Тогда я был еще совершенно уверен в себе, я не отдавал себе отчета, что просто был зачарован своим братом, его домом, его романтически безумной историей, похожей на мальчишескую шутку, самим воздухом вокруг него. Я думал: вот какой удивительный подарок приготовила мне судьба на четвертом десятке — кровный брат, и не какой-нибудь унылый провинциальный родственник, а почти враг и идейный противник и в то же время — ни на кого не похожий, самобытный человек.
Ровно в три я вышагивал по знакомому переулочку, ныряя из душной ненадежной тени деревьев в ослепительный жар нагретого камня и асфальта. День опять разгулялся знойный. В руках я нес тугой букетик синих, пахнущих солнцем васильков, а в пестрой целлофановой сумке заветную бутылку шотландского виски, которую давно уже хранил на какой-нибудь особый торжественный случай. Валентин встретил меня неопределенной улыбкой.
— Пришел? А я было вчера подумал, что у тебя запал кончился, жду-пожду — нету. Не понравился, думаю, братцу, не с той ноги хожу, не те песни пою…

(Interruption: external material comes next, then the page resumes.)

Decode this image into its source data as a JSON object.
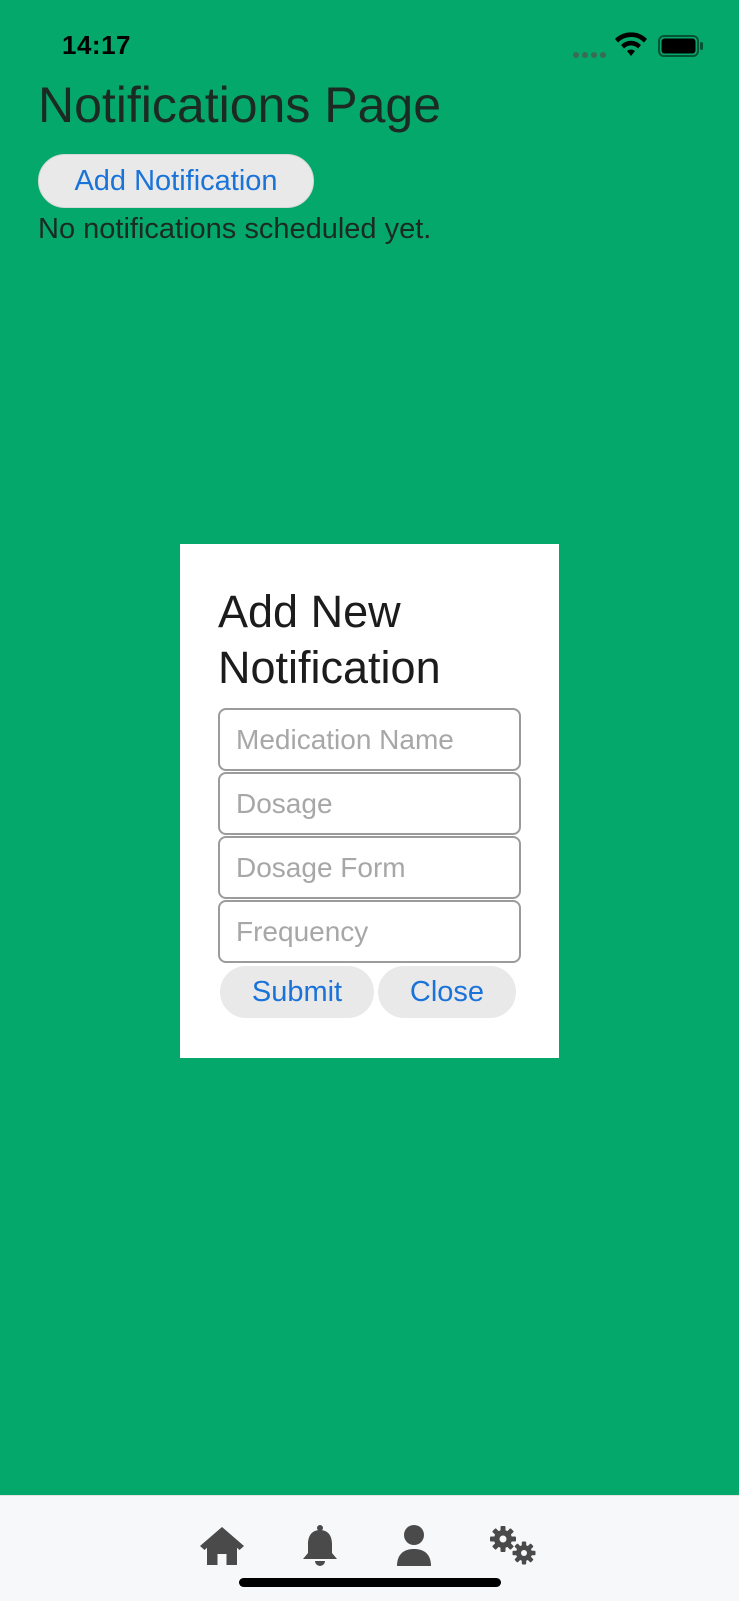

— Да что ты, Валя, — сказал я скромно, — просто беспокоить не хотел, ты же вечером работал. — Выпорхнувшее уменьшительное словечко «Валя» почти зримо качалось в воздухе, посверкивало на солнце, таяло. Валентин улыбался все так же задумчиво, неясно.
— Ну что ж, пойдем в дом, — сказал он наконец и, обернувшись к окнам, крикнул: — Тамара, к нам гость пришел, принимай, вон цветы тебе Георгий Александрович принес…
Не принял он моего братского порыва. Почему? Наверное, нельзя было вот так, сразу, форсировать нельзя было. Прав он, мой братец, умница он. Гораздо дороже, серьезнее было все, что между нами происходило. Значит, и он видел во мне не затерявшуюся родню, до которой ему нет дела, но человека, в котором искал что-то глубокое и важное. Такой циник? И опять ничего не сходилось. Нет, не приключение это было, какая-то шла проверка, испытание, тут уж на всю жизнь — либо свои, либо чужие. Серьезная штука выходила. И снова незнакомым и растерянным увидел я себя в темном зеркале с цветными бликами старого витража, и снова прохладный сумрак знакомой тихой комнаты отнимал у меня инициативу, делал послушным, внимательным, младшим.
Но и Валентин в этот день тоже был другой — серьезнее, задумчивее, даже печальнее, не ерничал, не выставлялся, говорил сам, не ожидая вопросов, говорил о самом главном и больном — о нашем отце. А я и не слушал даже, а словно бы впитывал в себя незнакомые образы, видения, явления.